The story had all the right ingredients – two high-profile names pitted against one another; calls of defamation and slander; a resultant court case that ended in a $260,000 payout. But the trial went largely uncovered as it unfolded.
This month’s Faculty of Information and Media Studies (FIMS) #PublicInterest Lecture unfolds the legal battle of Canadian journalists Don Martin and Arthur Kent, examining the coverage the trial received as well as its implications for the media and public. The lecture aims to address the consequences of inadequate reporting and downsized newsrooms, exposing the economic realities of media ownership in Canada that influence news coverage.
In 2008, Martin published, in two major Canadian newspapers and dozens of online publications, an unflattering article of Kent, then running for the Conservative Party in Alberta’s provincial election. The article – which Martin contended was an opinion piece but was ruled a news piece in court – called Kent a “dud scud” and raised serious questions about his abilities and his character. A major defamation suit followed; testimony was captivating but Canadian newsrooms left the trial nearly untouched, with only one media organization sending a reporter to cover the story.
“The tone (of the article) was caustic and sarcastic. The content was very damning and Kent charged that his reputation was harmed,” said FIMS lecturer Meredith Levine, who will deliver the #PublicInterest Lecture, Where Have all the Reporters gone? Hook-ups and Break-ups in the Canadian Media, at 7 p.m. Thursday, Sept. 29 in the London Public Library, Masonville Branch, 30 N. Centre Road.
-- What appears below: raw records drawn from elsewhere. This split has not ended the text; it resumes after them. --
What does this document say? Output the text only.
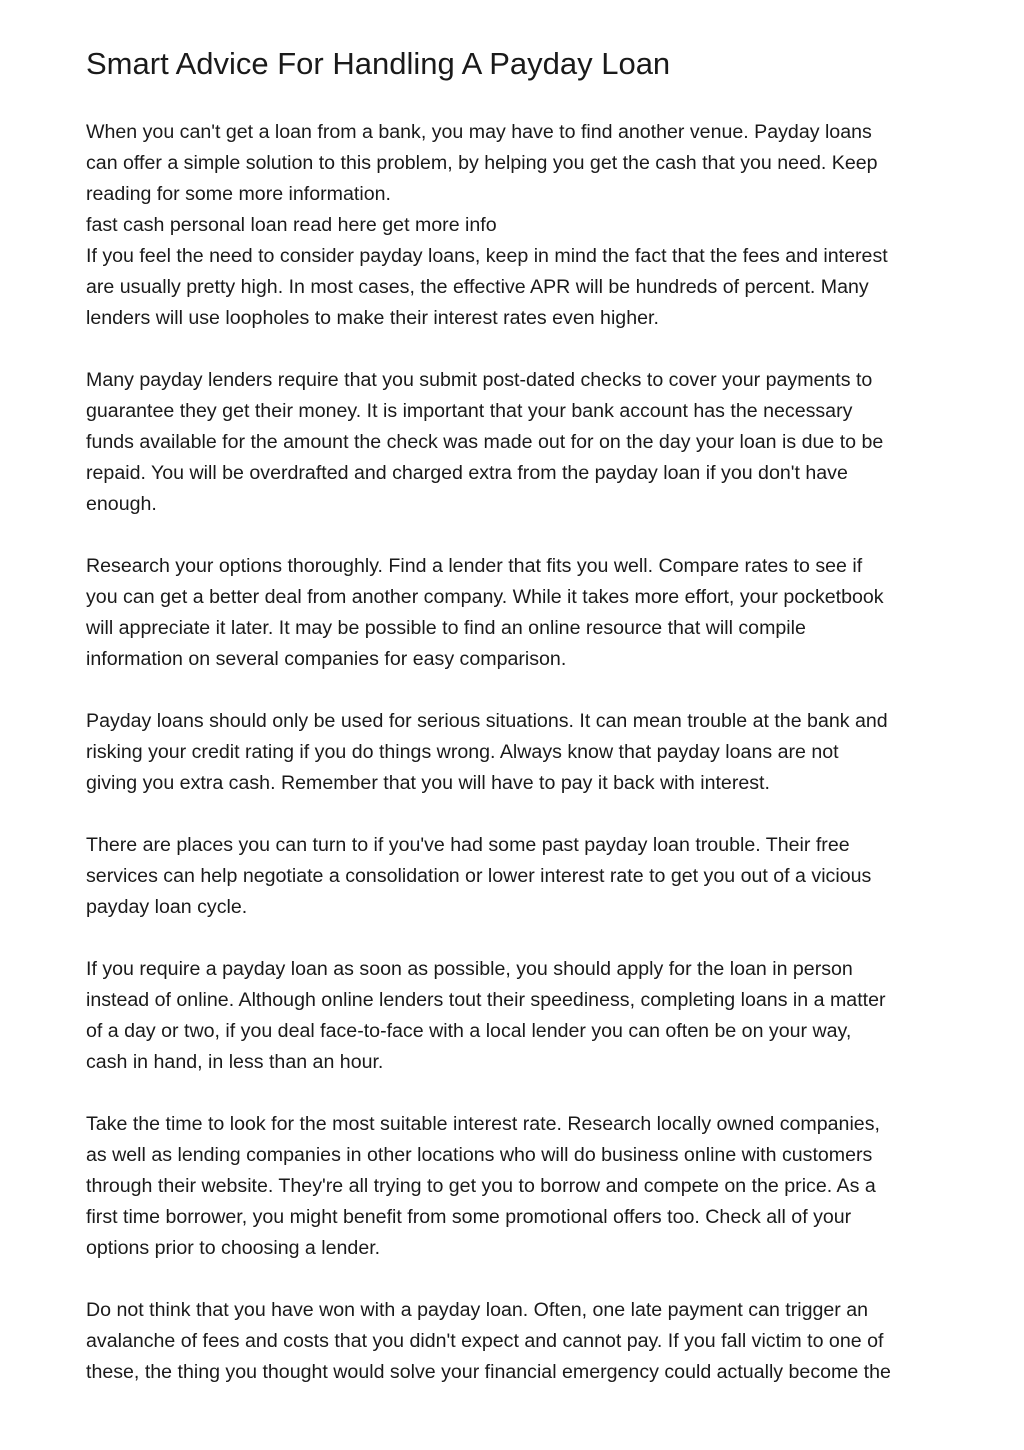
Smart Advice For Handling A Payday Loan
When you can't get a loan from a bank, you may have to find another venue. Payday loans
can offer a simple solution to this problem, by helping you get the cash that you need. Keep
reading for some more information.
fast cash personal loan read here get more info
If you feel the need to consider payday loans, keep in mind the fact that the fees and interest
are usually pretty high. In most cases, the effective APR will be hundreds of percent. Many
lenders will use loopholes to make their interest rates even higher.
Many payday lenders require that you submit post-dated checks to cover your payments to
guarantee they get their money. It is important that your bank account has the necessary
funds available for the amount the check was made out for on the day your loan is due to be
repaid. You will be overdrafted and charged extra from the payday loan if you don't have
enough.
Research your options thoroughly. Find a lender that fits you well. Compare rates to see if
you can get a better deal from another company. While it takes more effort, your pocketbook
will appreciate it later. It may be possible to find an online resource that will compile
information on several companies for easy comparison.
Payday loans should only be used for serious situations. It can mean trouble at the bank and
risking your credit rating if you do things wrong. Always know that payday loans are not
giving you extra cash. Remember that you will have to pay it back with interest.
There are places you can turn to if you've had some past payday loan trouble. Their free
services can help negotiate a consolidation or lower interest rate to get you out of a vicious
payday loan cycle.
If you require a payday loan as soon as possible, you should apply for the loan in person
instead of online. Although online lenders tout their speediness, completing loans in a matter
of a day or two, if you deal face-to-face with a local lender you can often be on your way,
cash in hand, in less than an hour.
Take the time to look for the most suitable interest rate. Research locally owned companies,
as well as lending companies in other locations who will do business online with customers
through their website. They're all trying to get you to borrow and compete on the price. As a
first time borrower, you might benefit from some promotional offers too. Check all of your
options prior to choosing a lender.
Do not think that you have won with a payday loan. Often, one late payment can trigger an
avalanche of fees and costs that you didn't expect and cannot pay. If you fall victim to one of
these, the thing you thought would solve your financial emergency could actually become the
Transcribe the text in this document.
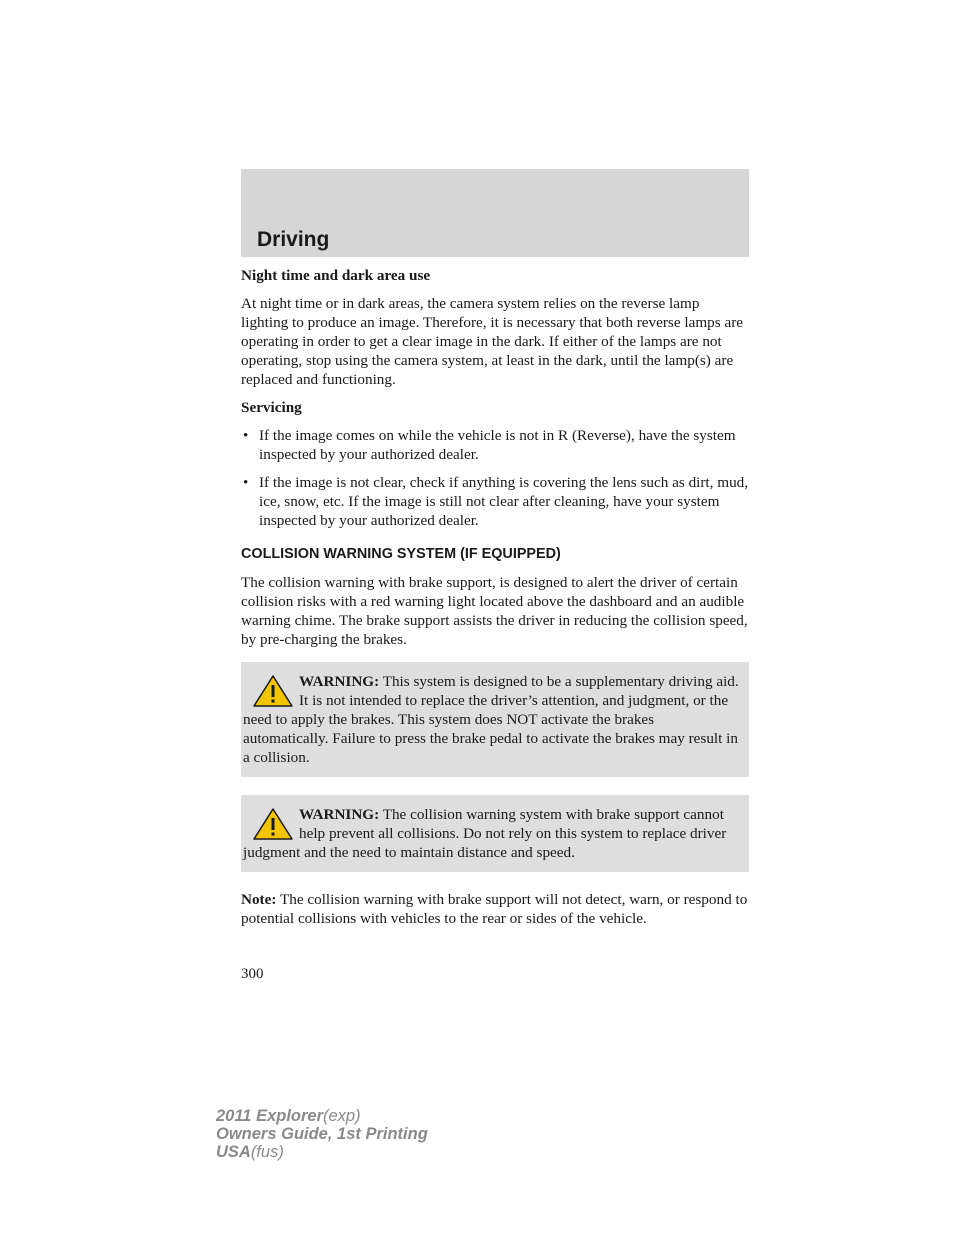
Driving

Night time and dark area use

At night time or in dark areas, the camera system relies on the reverse lamp lighting to produce an image. Therefore, it is necessary that both reverse lamps are operating in order to get a clear image in the dark. If either of the lamps are not operating, stop using the camera system, at least in the dark, until the lamp(s) are replaced and functioning.

Servicing

• If the image comes on while the vehicle is not in R (Reverse), have the system inspected by your authorized dealer.
• If the image is not clear, check if anything is covering the lens such as dirt, mud, ice, snow, etc. If the image is still not clear after cleaning, have your system inspected by your authorized dealer.
COLLISION WARNING SYSTEM (IF EQUIPPED)

The collision warning with brake support, is designed to alert the driver of certain collision risks with a red warning light located above the dashboard and an audible warning chime. The brake support assists the driver in reducing the collision speed, by pre-charging the brakes.

WARNING: This system is designed to be a supplementary driving aid. It is not intended to replace the driver’s attention, and judgment, or the need to apply the brakes. This system does NOT activate the brakes automatically. Failure to press the brake pedal to activate the brakes may result in a collision.
WARNING: The collision warning system with brake support cannot help prevent all collisions. Do not rely on this system to replace driver judgment and the need to maintain distance and speed.

Note: The collision warning with brake support will not detect, warn, or respond to potential collisions with vehicles to the rear or sides of the vehicle.

300
2011 Explorer(exp)
Owners Guide, 1st Printing
USA(fus)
Levine examined court transcripts alongside the available coverage and found gaps and biases present in reporting. Theoretically, this is something we attribute to conglomeration and the downsizing of newsrooms, she noted, but there are great implications for this outside of the media sphere.
“It’s the consequences of ignorance – we don’t even know now what we don’t know. You have people deeply interested in the media and the news, who were not really aware that a very consequential trial like this was going on,” Levine said, noting when she spoke at the Canadian Communication Association in Calgary this past spring, there were local media and journalism scholars in the audience who didn’t know about the trial.
“What wasn’t covered was going on in Alberta’s own back yard. We’re really putting our democracies at risk.”
Part of the third annual FIMS #PublicInterest Lecture Series, in partnership with the London Public Library, Levine’s will be the first lecture of this season.